Admiration for artists is a funny thing, sometimes. It causes these interesting little splits in one’s judgment. For example, I came to admire Dorothea Röschmann’s singing via recordings that anyone with half a brain would appreciate. But I also enjoy performances of hers that I know, honestly, I would not describe as the gold standard for that particular piece or role. I like such performances because they have her characteristic little moments of subtle expressiveness, or emotional honesty, or simply because I like the sound of her voice. There’s no explaining these things, sometimes.
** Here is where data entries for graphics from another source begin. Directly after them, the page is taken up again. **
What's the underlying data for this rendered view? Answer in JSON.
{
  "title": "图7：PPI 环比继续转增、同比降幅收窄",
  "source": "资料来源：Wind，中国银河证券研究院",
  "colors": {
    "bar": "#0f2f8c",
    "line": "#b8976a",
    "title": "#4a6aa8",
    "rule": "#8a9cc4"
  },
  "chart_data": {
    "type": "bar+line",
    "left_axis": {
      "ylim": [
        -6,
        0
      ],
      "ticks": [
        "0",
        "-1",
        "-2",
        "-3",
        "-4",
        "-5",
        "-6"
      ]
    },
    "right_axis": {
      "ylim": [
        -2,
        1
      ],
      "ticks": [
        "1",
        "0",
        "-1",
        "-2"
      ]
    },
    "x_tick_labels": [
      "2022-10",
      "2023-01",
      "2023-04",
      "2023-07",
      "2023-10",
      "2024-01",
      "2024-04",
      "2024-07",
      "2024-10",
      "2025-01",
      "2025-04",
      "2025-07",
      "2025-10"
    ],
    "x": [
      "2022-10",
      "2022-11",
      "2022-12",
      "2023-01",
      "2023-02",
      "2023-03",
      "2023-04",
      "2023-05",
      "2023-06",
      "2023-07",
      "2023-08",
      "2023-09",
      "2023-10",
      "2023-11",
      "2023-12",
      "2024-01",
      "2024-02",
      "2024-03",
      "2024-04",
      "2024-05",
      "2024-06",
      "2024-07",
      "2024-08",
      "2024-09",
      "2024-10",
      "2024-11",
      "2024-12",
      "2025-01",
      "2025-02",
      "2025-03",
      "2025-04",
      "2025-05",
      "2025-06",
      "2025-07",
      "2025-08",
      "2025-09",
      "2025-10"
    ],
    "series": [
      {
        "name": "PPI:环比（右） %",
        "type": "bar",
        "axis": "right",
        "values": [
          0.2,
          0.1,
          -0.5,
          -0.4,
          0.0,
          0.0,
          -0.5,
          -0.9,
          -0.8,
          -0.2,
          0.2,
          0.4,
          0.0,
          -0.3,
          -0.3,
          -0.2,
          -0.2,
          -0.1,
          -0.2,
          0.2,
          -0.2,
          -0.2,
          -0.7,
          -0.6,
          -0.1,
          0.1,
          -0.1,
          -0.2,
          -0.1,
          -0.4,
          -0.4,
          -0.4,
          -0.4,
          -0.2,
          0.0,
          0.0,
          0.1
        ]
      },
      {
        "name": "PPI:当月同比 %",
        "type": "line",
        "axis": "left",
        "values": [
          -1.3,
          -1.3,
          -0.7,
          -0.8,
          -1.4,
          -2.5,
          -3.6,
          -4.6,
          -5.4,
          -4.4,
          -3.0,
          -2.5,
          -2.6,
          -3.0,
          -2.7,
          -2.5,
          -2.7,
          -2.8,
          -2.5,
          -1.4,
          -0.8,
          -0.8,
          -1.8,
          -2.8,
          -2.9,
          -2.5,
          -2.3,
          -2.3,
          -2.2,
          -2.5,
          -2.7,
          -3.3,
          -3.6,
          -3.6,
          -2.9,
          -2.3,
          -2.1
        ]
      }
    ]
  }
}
This performance of three songs from Mahler’s Des Knaben Wunderhorn with the Mahler Chamber Orchestra under Daniel Harding is not one of these. This is wonderful singing by any standard.
The first time I listened to this – well, it was a bit like watching the tree explode in that production of Serse from last week. (In a sense that my initial reaction was “this is great fun – let’s stop and play it over again!” Not in the sense that Mahler songs and exploding trees are equivalent in any deep kind of way.)
The first is Das irdische Leben (text here), which has the type of ghostly urgency you hear in those grim kinds of fairy tales that end with morbid twists – a feeling entirely appropriate to the subject of the text.
This is the second one, Lob Des Hohen Verstandes / “Praise of lofty intellect”
My German is not good enough to both parse the words and listen to the music at the same time, and the CD’s liner notes do not contain any of the texts, but before I went and looked up the text of this song I got a general impression of there being some sort of conversation with a bird.
As it turns out, it’s about a singing competition between two birds. The text in German and English is here. But it’s slightly more fun to listen to when you have no idea what’s going on, because the confusion as to what all these interesting sounds could possibly be doing in there is part of the fun.
The final one is Wo Die Schönen Trompeten Blasen, which is another one of those ‘conversations with people who are probably dead’ songs that they liked so much in the nineteenth century. (Remember that ‘Cronnan’ song of Schubert’s about Shilric and Vinvela? It’s a little like that.) Here is the text. My favorite part begins about 1.40, with “das ist der Herzallerliebste dein.”
There are repeated bits with the woodwinds and brass here and that made me think of Das klagende Lied but fortunately this song is not quite in the same category as that in terms of tone. (After I listened to this I thought about going back and having another go at das klagende Lied but then I thought 1. Woe! 2. NO.)